Tick off all these items, and Big Brother must be well under way:

  • Embarrassing videos are shown on E4 overnight.
  • There's a rush of documentaries about reality television, hidden cameras, or both.
  • Heat magazine puts Davina McCall on the cover.
  • Channel 4 unveils this year's gaudy eye (Rainbow rays coming out of a white-on-grey eye. Very 1969.)
  • Dermot O'Leary pops up on screen with a freshly-shaven head.
  • Someone describes Alex Sibley as a "Big Brother Expert."
  • A broadsheet columnist laments the demise of intellectual television.
  • Another broadsheet columnist says that television merely reflects society.
  • Someone is concerned about amateurs looking after the chickens.
  • The cricket season begins.
  • Someone moans about other people urinating in the shower.
  • Jade Goody is back in the papers.
  • The cricket season is washed out, forcing Channel 4 to show old episodes of Countdown.
  • A tabloid describes itself as "The Official Big Brother Paper."
  • Jade Goody is back on television, talking about being in the papers.
  • Someone isn't concerned about the chickens looking after amateurs.
  • A tabloid describes itself as "The Official Anti-Big Brother Paper."
  • Davina McCall looks foxy.
  • A tabloid describes itself as "The Official Pro-Big Brother Paper."
  • A reject from Celeb Torture And Bickering pops up on Liquid News as a reality tv expert.
  • E4 viewers beg to return to their diet of Friends reruns.

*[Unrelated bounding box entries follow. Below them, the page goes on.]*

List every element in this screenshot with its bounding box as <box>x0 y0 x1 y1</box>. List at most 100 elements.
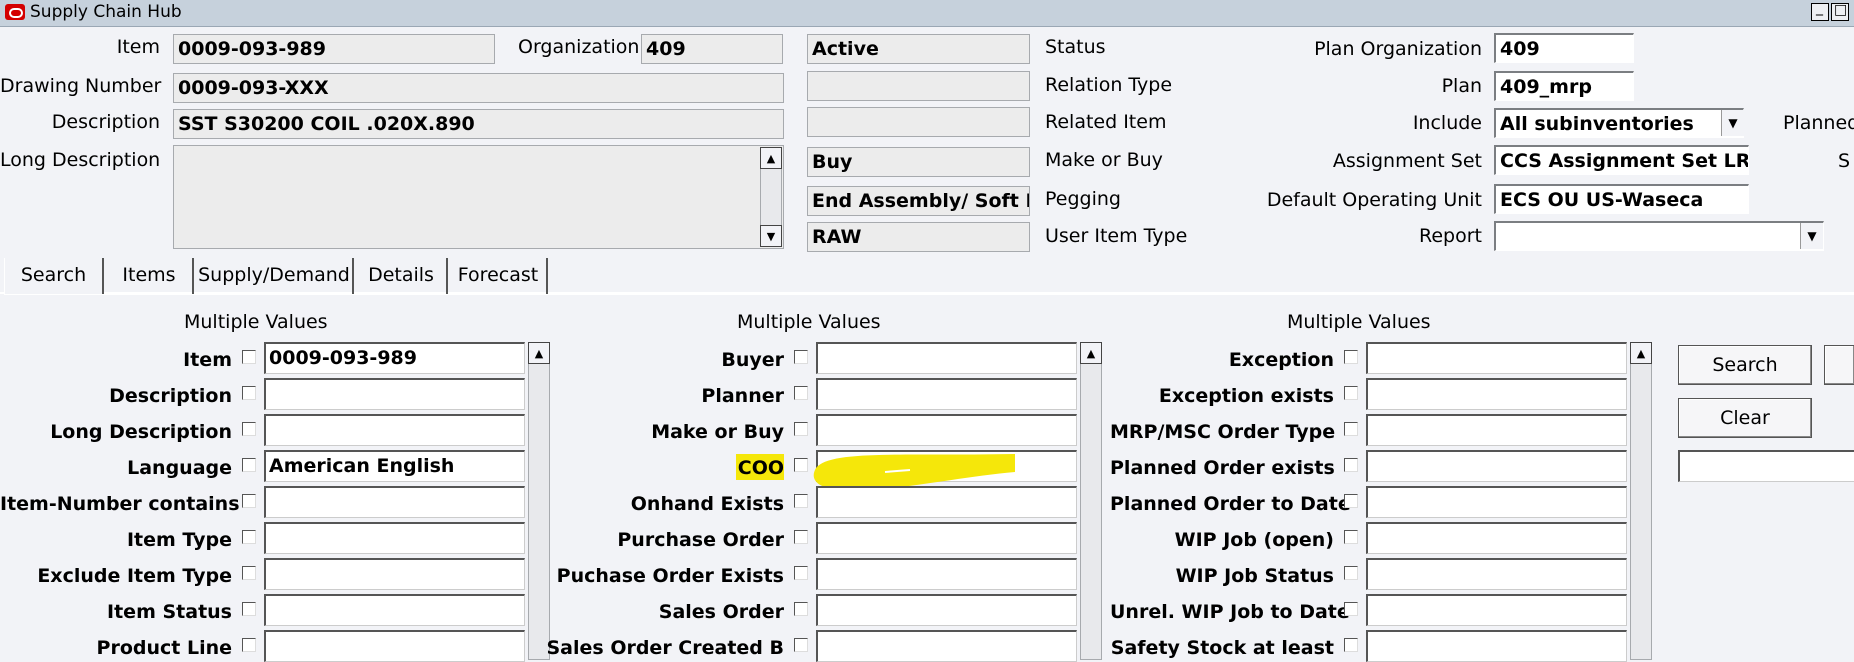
tab-supply-demand[interactable]: Supply/Demand <box>196 258 354 294</box>
assignment-set-field[interactable]: CCS Assignment Set LRGV <box>1494 145 1749 175</box>
search-planned-order-to-date-input[interactable] <box>1366 486 1627 518</box>
search-wip-job-status-checkbox[interactable] <box>1344 566 1358 580</box>
search-description-checkbox[interactable] <box>242 386 256 400</box>
tab-details[interactable]: Details <box>356 258 448 294</box>
search-buyer-input[interactable] <box>816 342 1077 374</box>
search-onhand-exists-input[interactable] <box>816 486 1077 518</box>
search-item-checkbox[interactable] <box>242 350 256 364</box>
tab-search[interactable]: Search <box>4 258 104 294</box>
search-item-input[interactable]: 0009-093-989 <box>264 342 525 374</box>
minimize-button[interactable]: _ <box>1811 0 1829 21</box>
right-input-field[interactable] <box>1678 450 1854 482</box>
status-field[interactable]: Active <box>807 34 1030 64</box>
description-field[interactable]: SST S30200 COIL .020X.890 <box>173 109 784 139</box>
search-product-line-checkbox[interactable] <box>242 638 256 652</box>
include-select[interactable]: All subinventories <box>1494 108 1744 138</box>
search-make-or-buy-checkbox[interactable] <box>794 422 808 436</box>
search-item-number-contains-input[interactable] <box>264 486 525 518</box>
clear-button[interactable]: Clear <box>1678 398 1812 438</box>
search-mrp-msc-order-type-checkbox[interactable] <box>1344 422 1358 436</box>
search-exclude-item-type-checkbox[interactable] <box>242 566 256 580</box>
search-language-label: Language <box>127 457 232 479</box>
search-unrel-wip-job-to-date-input[interactable] <box>1366 594 1627 626</box>
search-exception-checkbox[interactable] <box>1344 350 1358 364</box>
scroll-up-icon[interactable]: ▲ <box>760 147 782 169</box>
search-puchase-order-exists-checkbox[interactable] <box>794 566 808 580</box>
search-exception-exists-checkbox[interactable] <box>1344 386 1358 400</box>
drawing-number-field[interactable]: 0009-093-XXX <box>173 73 784 103</box>
search-sales-order-created-input[interactable] <box>816 630 1077 662</box>
col2-scrollbar[interactable] <box>1080 342 1102 660</box>
scroll-down-icon[interactable]: ▼ <box>760 225 782 247</box>
relation-type-label: Relation Type <box>1045 74 1173 96</box>
search-exception-input[interactable] <box>1366 342 1627 374</box>
search-long-description-checkbox[interactable] <box>242 422 256 436</box>
search-onhand-exists-checkbox[interactable] <box>794 494 808 508</box>
col3-scroll-up-icon[interactable]: ▲ <box>1630 342 1652 364</box>
search-product-line-input[interactable] <box>264 630 525 662</box>
related-item-field[interactable] <box>807 107 1030 137</box>
search-planner-checkbox[interactable] <box>794 386 808 400</box>
item-field[interactable]: 0009-093-989 <box>173 34 495 64</box>
search-item-number-contains-checkbox[interactable] <box>242 494 256 508</box>
multiple-values-label-3: Multiple Values <box>1287 311 1431 333</box>
search-item-type-checkbox[interactable] <box>242 530 256 544</box>
search-planned-order-exists-input[interactable] <box>1366 450 1627 482</box>
search-item-status-checkbox[interactable] <box>242 602 256 616</box>
organization-field[interactable]: 409 <box>641 34 783 64</box>
include-dropdown-icon[interactable]: ▼ <box>1721 110 1744 136</box>
search-safety-stock-at-least-input[interactable] <box>1366 630 1627 662</box>
search-exclude-item-type-label: Exclude Item Type <box>37 565 232 587</box>
search-description-input[interactable] <box>264 378 525 410</box>
col3-scrollbar[interactable] <box>1630 342 1652 660</box>
search-mrp-msc-order-type-input[interactable] <box>1366 414 1627 446</box>
search-purchase-order-checkbox[interactable] <box>794 530 808 544</box>
tab-forecast[interactable]: Forecast <box>450 258 548 294</box>
search-item-type-label: Item Type <box>126 529 232 551</box>
search-item-status-input[interactable] <box>264 594 525 626</box>
col2-scroll-up-icon[interactable]: ▲ <box>1080 342 1102 364</box>
search-make-or-buy-label: Make or Buy <box>651 421 784 443</box>
tab-items[interactable]: Items <box>106 258 194 294</box>
minimize-icon: _ <box>1816 0 1823 16</box>
search-make-or-buy-input[interactable] <box>816 414 1077 446</box>
search-puchase-order-exists-label: Puchase Order Exists <box>556 565 784 587</box>
maximize-button[interactable]: □ <box>1831 2 1849 21</box>
search-sales-order-input[interactable] <box>816 594 1077 626</box>
search-mrp-msc-order-type-label: MRP/MSC Order Type <box>1110 421 1336 443</box>
search-wip-job-status-input[interactable] <box>1366 558 1627 590</box>
report-label: Report <box>1419 225 1482 247</box>
default-operating-unit-field[interactable]: ECS OU US-Waseca <box>1494 184 1749 214</box>
search-sales-order-checkbox[interactable] <box>794 602 808 616</box>
search-puchase-order-exists-input[interactable] <box>816 558 1077 590</box>
relation-type-field[interactable] <box>807 71 1030 101</box>
search-language-checkbox[interactable] <box>242 458 256 472</box>
search-planned-order-exists-checkbox[interactable] <box>1344 458 1358 472</box>
plan-field[interactable]: 409_mrp <box>1494 71 1634 101</box>
search-planned-order-to-date-label: Planned Order to Date <box>1110 493 1351 515</box>
search-item-type-input[interactable] <box>264 522 525 554</box>
pegging-field[interactable]: End Assembly/ Soft Peg <box>807 186 1030 216</box>
user-item-type-field[interactable]: RAW <box>807 222 1030 252</box>
second-button-truncated[interactable] <box>1824 345 1854 385</box>
search-sales-order-created-checkbox[interactable] <box>794 638 808 652</box>
plan-organization-field[interactable]: 409 <box>1494 33 1634 63</box>
search-wip-job-open-checkbox[interactable] <box>1344 530 1358 544</box>
search-exclude-item-type-input[interactable] <box>264 558 525 590</box>
search-long-description-input[interactable] <box>264 414 525 446</box>
search-exception-exists-input[interactable] <box>1366 378 1627 410</box>
search-language-input[interactable]: American English <box>264 450 525 482</box>
search-unrel-wip-job-to-date-checkbox[interactable] <box>1344 602 1358 616</box>
make-or-buy-field[interactable]: Buy <box>807 147 1030 177</box>
search-purchase-order-input[interactable] <box>816 522 1077 554</box>
search-buyer-checkbox[interactable] <box>794 350 808 364</box>
search-button[interactable]: Search <box>1678 345 1812 385</box>
report-select[interactable] <box>1494 221 1824 251</box>
report-dropdown-icon[interactable]: ▼ <box>1800 223 1823 249</box>
search-item-status-label: Item Status <box>107 601 232 623</box>
search-safety-stock-at-least-checkbox[interactable] <box>1344 638 1358 652</box>
search-planner-input[interactable] <box>816 378 1077 410</box>
search-planned-order-to-date-checkbox[interactable] <box>1344 494 1358 508</box>
search-wip-job-open-input[interactable] <box>1366 522 1627 554</box>
long-description-field[interactable] <box>173 145 784 249</box>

These things are yet to happen on Big Brother UK: A proper fight involving security. Penetrative sex. Open rebellion airing on the nightly summaries. A book group. Popular discontent. Ratings failure.

The new series begins at 2030 next Friday.


Anneka Rice will return to our screens, ten years after CHALLENGE ANNEKA bit the dust. The former TREASURE HUNT star will host a daily cookery show on Channel 5 from June 9.

According to a report in the Sunday Tabloid, Brian Connolly will host a new quiz show with the working title ROULETTE. Connolly, whose name rings a bell for some reason, says his show will be " a fresh version of Millionaire, which has had terrible ratings recently, apart from the cheating major scandal. Contestants will still have a chance of winning a million, but it will be easier -- they'll just place a bet on red or black." BANZAI it is not. Red? Black? Red? Black? Betting end!

Fifth on MINOR CELEBRITY TORTURE AND BICKERING was Mr Antony Worral-Thompson, the camp cook. Fourth out: Wayne Sleep, the camp dancer. Third: Mrs Linda Barker, the designer. Runner-up: Mr John Fashanu, the Gladiator. Winner: Mr Phil Tuffnell, an English cricketer winning something in Australia. Mr Tuffnell has since agreed to join the cast of THEY THINK IT'S ALL OVER.

THE MURDER HAM concludes at 2240 tonight.

LIQUID EUROVISION previews the entries to be performed in Riga next weekend at 2000 nightly on BBC3.

Channel 5 has a documentary about previous BIG BROTHER contestants at 2100 Thursday. Over on BBC4 at that time, WATCHING YOU is a documentary about the hidden camera and surveillance techniques. YEAR OF THE SEX OLYMPICS follows it, a 1968 drama set in a world of Constructed Reality Television. Those who want to avoid this have to move to a deserted island and (er) be joined by camera crews. That's 2150 on BBC4, not (as the name might have suggested) Channel 5.